- Born: May 31, 1969 Sa'a, Cameroon
- Occupations: Poet, literary critic, editor, publisher
- Writing career
- Language: French
- Genres: Poetry, literary criticism

= Jean-Claude Awono =

Jean-Claude Awono is a Cameroonian poet, literary critic, editor, publisher, and educator. He is known for his numerous organisations of the ifrikiya events.

== Early life and education ==
Jean-Claude Awono was born on 31 May 1969 at Sa'a in Cameroun. He attended primary school in Ombessa before continuing his secondary education at CES Ombessa and Lycée de Bafia. After that, he pursued his studies in the university of Modern French Literature(LMF) in english language and civilisation in 1993. Then, he entered the Higher Teacher Training College of Yaoundé, from which he graduated as a teacher of language and literature, where he developed an early interest in literature, poetry, and cultural activities. In the mid-1990s, Jean-Claude Awono became part of a new wave of Cameroonian cultural figures working to reshape the country’s literary landscape. In 1996, he co-founded the association "La Ronde des poètes" in Yaoundé alongside several young writers, including Germain Djel and John Francis Shady Eoné, with the aim of promoting contemporary poetry and giving emerging authors a platform to express themselves. Under his leadership, the association organized literary cafés, poetry readings, and cultural activities in schools, while also launching the journal Le Rondin, dedicated to sharing and critically engaging with contemporary literary works. At the same time, he contributed to the cultural journal Patrimoine, joining its editorial board alongside a number of Cameroonian scholars and intellectuals.

== Career ==
Jean-Claude Awono became involved in independent publishing by creating La Ronde, a press focused on poetry collections and dramatic works. He also founded and directed Hiototi, a Cameroonian literary journal devoted to poetry, literature, and cultural criticism.At a time when Cameroon’s book industry was facing economic challenges, he helped establish Ifrikiya Editions in 2007, bringing together the publishing houses Proximité, Interlignes, and La Ronde. The goal was to pool resources—human, technical, and financial—in order to strengthen local publishing. On February 24, 2012, he was appointed director of Ifrikiya Editions, taking over from François Nkémé. Under his leadership, the publishing house continued to promote contemporary African literature, support emerging writers, and expand the circulation of works from Cameroon and the wider African diaspora.

== Works ==
Within this association, several initiatives emerged under his guidance, including Hiototi, a Cameroonian journal dedicated to poetry, literature, and culture, the Cameroonian Observatory of Culture, the Francis Bebey Cultural Center, and the Seven Hills Poetry Festival of Yaoundé. A literary critic and columnist, he is currently the director of Ifrikiya Editions, established in 2007 through the merger of three small Cameroonian publishing houses.

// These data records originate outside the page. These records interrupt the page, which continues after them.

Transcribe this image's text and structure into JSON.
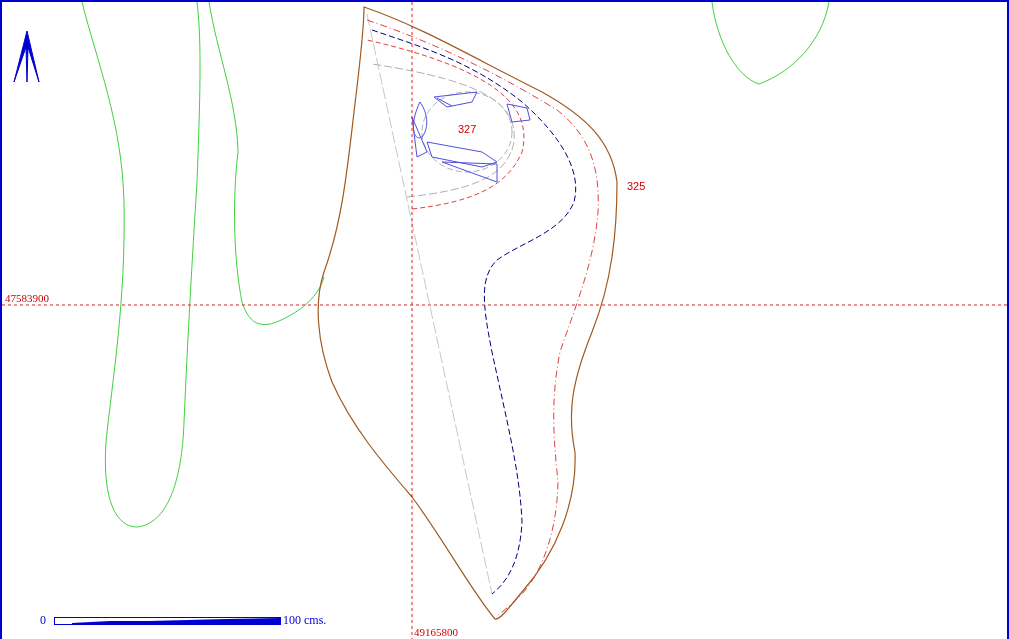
{
  "grid_labels": [
    {
      "kind": "northing",
      "text": "47583900"
    },
    {
      "kind": "easting",
      "text": "49165800"
    }
  ],
  "contour_labels": [
    {
      "kind": "inner",
      "text": "327"
    },
    {
      "kind": "outer",
      "text": "325"
    }
  ],
  "scale_bar": {
    "start": "0",
    "end": "100 cms."
  }
}
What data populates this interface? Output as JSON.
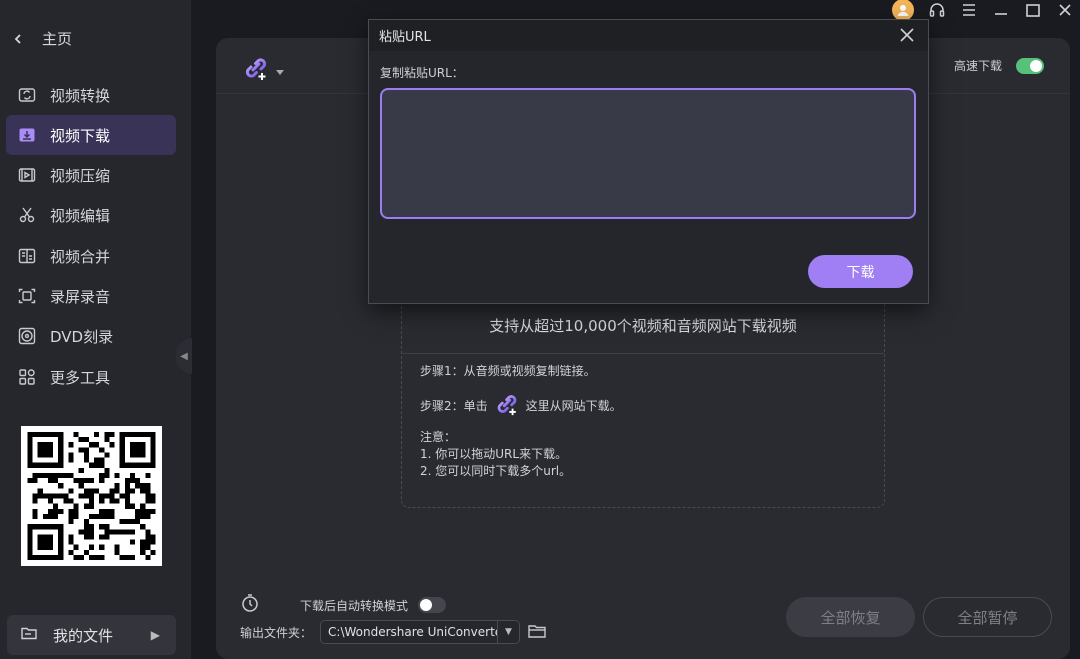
{
  "sidebar": {
    "home_label": "主页",
    "items": [
      {
        "label": "视频转换",
        "icon": "video-convert-icon"
      },
      {
        "label": "视频下载",
        "icon": "video-download-icon",
        "active": true
      },
      {
        "label": "视频压缩",
        "icon": "video-compress-icon"
      },
      {
        "label": "视频编辑",
        "icon": "scissors-icon"
      },
      {
        "label": "视频合并",
        "icon": "video-merge-icon"
      },
      {
        "label": "录屏录音",
        "icon": "screen-record-icon"
      },
      {
        "label": "DVD刻录",
        "icon": "dvd-icon"
      },
      {
        "label": "更多工具",
        "icon": "more-tools-icon"
      }
    ],
    "my_files_label": "我的文件"
  },
  "panel": {
    "high_speed_label": "高速下载",
    "high_speed_on": true,
    "drop_title": "支持从超过10,000个视频和音频网站下载视频",
    "step1": "步骤1：从音频或视频复制链接。",
    "step2_before": "步骤2：单击",
    "step2_after": "这里从网站下载。",
    "note_title": "注意：",
    "note1": "1. 你可以拖动URL来下载。",
    "note2": "2. 您可以同时下载多个url。"
  },
  "footer": {
    "auto_convert_label": "下载后自动转换模式",
    "auto_convert_on": false,
    "output_label": "输出文件夹：",
    "output_path": "C:\\Wondershare UniConverter",
    "resume_all": "全部恢复",
    "pause_all": "全部暂停"
  },
  "dialog": {
    "title": "粘贴URL",
    "label": "复制粘贴URL：",
    "url_value": "",
    "download_button": "下载"
  },
  "colors": {
    "accent": "#a07ef3",
    "toggle_on": "#57c17b",
    "avatar": "#f5b65a"
  }
}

He has taken part in poetry festivals across Africa, Europe, and China. In 2011, he was awarded the Bretagne-Réunie International Poetry Prize in France. His poems, many of which have appeared in international anthologies, have been translated into several languages, including Romanian, English, Breton, and others.

== Awards ==
In 2020, Awono received the Fernando D'Almeida International Poetry Prize, awarded to a Francophone African poet for contributions to poetry and literary mentorship in Africa.